Cantor Fitzgerald (the bond traders) instituted proceedings against four of its former senior employees (three brokers and one Chief Economist and Strategist) who left the Hong Kong office to join a competitor.

The Court of First Instance (Reyes J) held:

  1. the duty to inform an employer of an intention to resign or having been approached by a competitor can only arise from the express terms in an employment contract;
  2. the right to terminate employment with notice or by agreeing to make payment in lieu of notice (section 6 and 7 of Employment Ordinance (“EO”)) form part of the mandatory employment laws of Hong Kong, irrespective of the relevant governing law of the employment contract, hence either party may give notice to terminate a contract at any time, irrespective of any provision in the employment contract which stated otherwise;
  3. restrictive covenants are unenforceable if there is no evidence to justify the length or scope of the restraint.

Some important implications from the judgment:

Governing law and payment in lieu of notice

Cantor Fitzgerald alleged that, in breach of the agreed governing English law, one of the former employees wrongfully terminated his English law contract by way of payment in lieu of notice. The question before the Court was whether sections 6 and 7 of the EO were applicable to an employee who is employed but subject to an employment contract governed by the laws of another jurisdiction.

The Court found that section 70 of EO nullifies any contractual term which purports to extinguish or reduce any right or protection conferred on an employee by the Ordinance. Sections 6, 7 and 70 must be treated as over-riding provisions (provisions paramount) which overrode the relevant provisions under English law.

The case illustrates that parties cannot attempt to avoid the protection afforded by the EO to an employee through the expedient of choosing a foreign law.

Employers should thus ensure that the terms of their employment contracts are in accordance with the EO, and note that if an employee is employed in Hong Kong under a foreign law governing contract, the employee is nevertheless entitled to the same benefits and protections that other employees are entitled to under the Ordinance.

Enforceability of Restrictive Covenants

The restrictive covenants in the employees’ contracts, including a 12-month non-poaching clause, a 6-month and a 3-month non-dealing clauses, were all considered by the Court to be unenforceable, on the basis that these covenants were too wide and the employer failed to justify on what basis the length of the restraint was reasonably necessary for the protection of the employer’s interests.

Of note is that cases in the past few years have suggested that one year of restraint is reasonable. The present case thus suggests that the Court has become more restrictive in construction and reasonableness of restrictive covenants.

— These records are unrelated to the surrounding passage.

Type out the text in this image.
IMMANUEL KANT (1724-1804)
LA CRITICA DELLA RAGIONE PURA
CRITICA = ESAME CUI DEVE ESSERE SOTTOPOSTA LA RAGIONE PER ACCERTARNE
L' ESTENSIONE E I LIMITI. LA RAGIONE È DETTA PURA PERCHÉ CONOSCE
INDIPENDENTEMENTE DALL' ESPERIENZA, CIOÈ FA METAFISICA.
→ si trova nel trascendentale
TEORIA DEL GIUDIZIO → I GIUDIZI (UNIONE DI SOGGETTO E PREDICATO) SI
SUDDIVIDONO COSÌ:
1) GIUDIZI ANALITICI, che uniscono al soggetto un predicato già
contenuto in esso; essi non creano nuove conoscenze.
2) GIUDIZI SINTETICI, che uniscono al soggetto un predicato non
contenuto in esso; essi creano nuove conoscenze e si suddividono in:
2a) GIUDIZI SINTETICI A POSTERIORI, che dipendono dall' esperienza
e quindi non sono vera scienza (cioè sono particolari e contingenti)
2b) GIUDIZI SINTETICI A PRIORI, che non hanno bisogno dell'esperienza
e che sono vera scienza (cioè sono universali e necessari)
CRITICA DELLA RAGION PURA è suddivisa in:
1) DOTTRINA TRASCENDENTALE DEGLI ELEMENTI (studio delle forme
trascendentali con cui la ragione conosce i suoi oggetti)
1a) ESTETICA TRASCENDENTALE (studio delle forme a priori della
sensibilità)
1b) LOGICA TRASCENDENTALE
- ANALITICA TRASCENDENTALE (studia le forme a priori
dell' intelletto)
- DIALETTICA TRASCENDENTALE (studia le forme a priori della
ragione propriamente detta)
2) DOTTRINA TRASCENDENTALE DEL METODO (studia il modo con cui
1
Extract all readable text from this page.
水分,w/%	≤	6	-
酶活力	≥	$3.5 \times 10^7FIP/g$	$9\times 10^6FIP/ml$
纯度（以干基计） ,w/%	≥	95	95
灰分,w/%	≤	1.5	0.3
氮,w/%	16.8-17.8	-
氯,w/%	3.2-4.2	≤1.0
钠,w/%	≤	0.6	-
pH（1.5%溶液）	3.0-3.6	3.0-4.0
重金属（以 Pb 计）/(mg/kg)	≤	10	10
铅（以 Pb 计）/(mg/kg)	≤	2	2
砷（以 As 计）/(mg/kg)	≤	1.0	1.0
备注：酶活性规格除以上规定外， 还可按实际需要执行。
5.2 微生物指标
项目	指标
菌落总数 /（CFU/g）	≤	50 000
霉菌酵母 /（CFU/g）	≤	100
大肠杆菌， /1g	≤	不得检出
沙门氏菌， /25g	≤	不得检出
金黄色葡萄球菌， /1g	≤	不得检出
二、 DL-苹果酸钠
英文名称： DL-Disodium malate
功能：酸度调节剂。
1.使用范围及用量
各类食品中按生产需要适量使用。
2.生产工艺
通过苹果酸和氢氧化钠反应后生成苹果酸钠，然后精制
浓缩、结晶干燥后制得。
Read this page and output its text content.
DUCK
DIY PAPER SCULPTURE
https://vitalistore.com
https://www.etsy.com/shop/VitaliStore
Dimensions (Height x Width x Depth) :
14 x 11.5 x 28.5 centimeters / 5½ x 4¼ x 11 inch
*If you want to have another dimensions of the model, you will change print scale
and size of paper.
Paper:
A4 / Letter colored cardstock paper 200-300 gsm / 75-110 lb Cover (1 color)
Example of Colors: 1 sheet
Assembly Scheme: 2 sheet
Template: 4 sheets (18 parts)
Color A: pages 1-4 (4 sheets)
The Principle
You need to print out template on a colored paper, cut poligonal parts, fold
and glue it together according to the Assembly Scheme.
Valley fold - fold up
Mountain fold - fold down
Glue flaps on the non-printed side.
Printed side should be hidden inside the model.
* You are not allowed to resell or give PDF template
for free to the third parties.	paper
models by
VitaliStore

These clauses must be drafted narrowly and be sufficiently clear as to the duration and subject of the restraint. It should be noted that the Court must be “satisfied on the totality of evidence that the covenants are no more than what is reasonably required to protect the legitimate interests of any employer”. This can be readily achieved if the covenants are tailored to a particular employee in terms of the relevant role and responsibilities held within the company.